Commenting on the closure, the Energy and Climate Intelligence Unit’s (ECIU) energy analyst Dr Jonathan Marshall said: “It is yet another sign that old and polluting technology is losing out to demand side response and distributed capacity, at the same time as the capacity market clears at a record low price to ensure security of supply at low cost for homes and businesses.
“The terminal decline of coal power is coming at the right time, whenever cheaper renewables are able to fill in the gap, and concerns about air pollution spread around the country. Looking ahead, the UK can continue to lead the world away from the most polluting fossil fuel, one of the most important factors in meeting global climate targets.”

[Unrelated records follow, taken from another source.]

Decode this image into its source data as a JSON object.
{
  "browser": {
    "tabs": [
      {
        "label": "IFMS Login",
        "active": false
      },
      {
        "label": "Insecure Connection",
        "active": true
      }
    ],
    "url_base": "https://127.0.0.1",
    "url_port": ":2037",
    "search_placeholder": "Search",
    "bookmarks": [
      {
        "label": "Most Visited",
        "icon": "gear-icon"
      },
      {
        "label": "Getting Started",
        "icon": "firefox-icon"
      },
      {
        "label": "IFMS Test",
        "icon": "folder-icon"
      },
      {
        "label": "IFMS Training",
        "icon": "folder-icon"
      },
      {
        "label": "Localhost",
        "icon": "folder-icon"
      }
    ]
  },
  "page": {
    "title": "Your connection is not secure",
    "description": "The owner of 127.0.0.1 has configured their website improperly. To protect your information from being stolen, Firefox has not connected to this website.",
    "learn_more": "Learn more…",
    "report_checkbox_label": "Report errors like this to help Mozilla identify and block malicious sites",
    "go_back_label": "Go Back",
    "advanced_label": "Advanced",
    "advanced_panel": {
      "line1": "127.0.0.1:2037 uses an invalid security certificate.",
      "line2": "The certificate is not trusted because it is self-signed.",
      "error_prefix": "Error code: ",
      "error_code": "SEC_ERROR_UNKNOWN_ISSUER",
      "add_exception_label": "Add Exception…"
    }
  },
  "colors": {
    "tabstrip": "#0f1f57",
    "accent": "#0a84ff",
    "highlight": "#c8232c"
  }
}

With the UK Government committing to closing all remaining coal-fired plants by 2025, Eggborough’s closure is expected to be followed by others. However, the UK Government has been informed that a carbon price of £40 per tonne may be required to shut down all remaining coal plants by 2025.
Even though the Capacity Market Auction has blocked support for coal, the Renewable Energy Association (REA) has accused the Government of propping up the fossil fuel industry.
Less than 6% of this auction’s power reserve comes from renewables, while less than 2% is covered through energy storage. In contrast, coal secured an 8% share.
The Government is yet to announce any funding for renewable projects under the Levy Control Framework beyond 2021, while requests from the REA on funding renewable heat projects in the Framework’s wake have been ignored.
The REA’s head of policy and external affairs James Court said: “This is another example of Government subsiding fossil fuels whilst blocking the cheapest renewables to market. No long-term carbon price has been assigned, yet the Government is happy to directly financially support gas and diesel projects. That funding can be better used to drive innovation in the wide range of storage technologies instead.
“The clean growth plan talked a good game but failed to walk the walk. We are in the bizarre situation where we are propping up fossil generation, but scaling back support for technologies that are cheaper, cleaner and will provide future proofed jobs. The government’s energy policy needs a complete rethink, or we will be left behind with a dirty, antiquated and expensive energy system.”
Currently, onshore wind, large-scale solar and biomass installations can’t be funded through Contracts for Difference auctions, while cuts to subsidies in the renewable energy sector have created a 56% decline in investment between 2017 and 2016.
Last year, it was revealed that the UK was providing annual £356m subsidiaries to the coal industry, as documented by the OECD and International Monetary Fund (IMF). However, the UK Government “explicitly denies” that these payments exist.